Vladislav’s mother has always defended his innocence. She describes her son as a trainee electrical engineer who was fatally sucked into the farce of the investigation and trial. He had no criminal record, and he was not a member of any political party or movement. Many believe that Lukashenko himself orchestrated the attack to boost his own flagging popularity and counter criticisms of vote rigging to win re-election by focusing attention on an external enemy. Vladislav and Dima were his scapegoats.

Svetlana Mikhailovna Zhuk. March 2013.

Svetlana Zhuk

In early 2009, Svetlana’s son, Andrei Zhuk, and an accomplice stole a shotgun, some shells and a machete. A few days later, on 27th February, they and a confederate used the weapon to hold up a security van carrying payroll cash to a collective farm. While the others held them down, Andrei shot one of the guards in the head and the other, a woman, in the shoulder and head. After killing them, the three fled with the money, worth the equivalent of some US$ 30,000, and fled to the town of Slutsk, where they shared out the loot and split up.

The three were known to the police from previous convictions, and it was not long before they were caught. They were found with a small quantity of methadone for personal use and each had his own share of the cash, still in the original bank wrapping. Andrei admitted his part in the crime from the outset and turned over the shotgun, now sawn off, to the police. Despite his cooperation with the police and although he was the father of a small child, his recidivism and the seriousness of his crimes convinced the regional court of Minsk to sentence him to death on the 17th of July 2009. He was twenty-five years old. One of his accomplices was sentenced to life imprisonment and the other to twenty years. Andrei’s lawyers appealed unsuccessfully, and on the 13th of November 2009 they formally petitioned the President for a pardon.

Andrei Zhuk’s death certificate, the only document received by Svetlana informing her of the execution of her son. No cause of death is stated, a line of hyphens being the only explanation given.

On 19th March 2019, Svetlana travelled to Minsk to take a parcel to her son. The prison officers told her that Andrei had been transferred and that she should not come any more.

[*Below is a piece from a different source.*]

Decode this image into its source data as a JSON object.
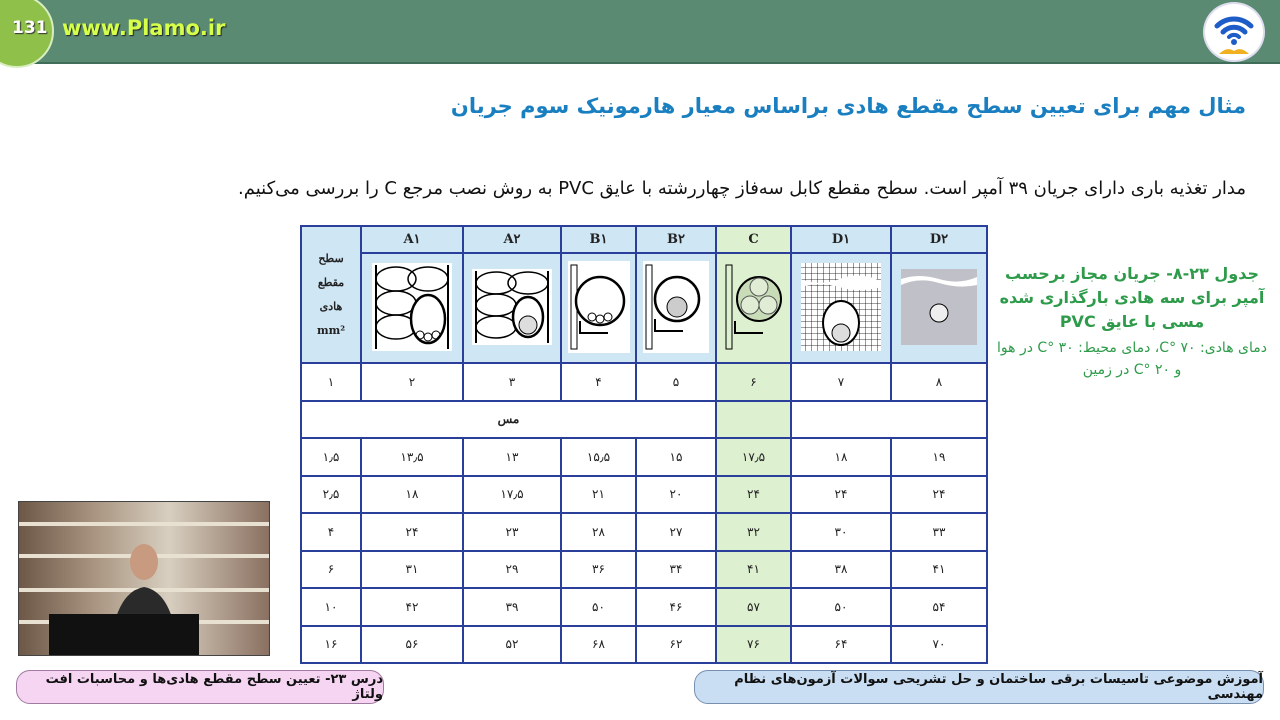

She should wait at home to receive notification from the court. This was how she learned that her son had been executed. On the following Monday, Andrei’s father suffered a heart attack and was rushed to hospital. He still refuses to talk about his son’s fate.

Meanwhile, Andrei’s mother started visiting all the cemeteries in Minsk to search for his grave. She had already filed a protest with the United Nations Human Rights Committee denouncing breaches of the presumption of innocence during the trial, but the matter still under consideration when Andrei was executed. She also claimed that Andrei was drunk when we has arrested but was not examined by a doctor. His interrogation went on until late in the night. Moreover, the Interior Minister, Vladimir Naumov, had publicly called the young men criminals long before a verdict was reached. It was also argued that Andrei had had to appear in court handcuffed in a cage. Human rights activists have recorded other similar rights violations in numerous trials held in Belarusian courts.

In his letters from prison, Andrei accepted the guilty verdict and made no attempt to justify his actions. However, he did have two small children, one of them born while he was in prison. Andrei never saw this child, and he wrote that he would not have committed the crime if he had thought about his children and his family, and that he had not planned to kill anybody. He had done it because he was afraid. He also complained that it was unfair he should be condemned to death when other prisoners guilty of the same crimes had been sentenced to twenty-five years or life imprisonment.

Svetlana in the living room of her flat in the mining town of Soligorsk with a photograph of her son Andrei Zhuk, who was executed in 2010.
Chimneys on the road from Minsk to Soligorsk. March 2013.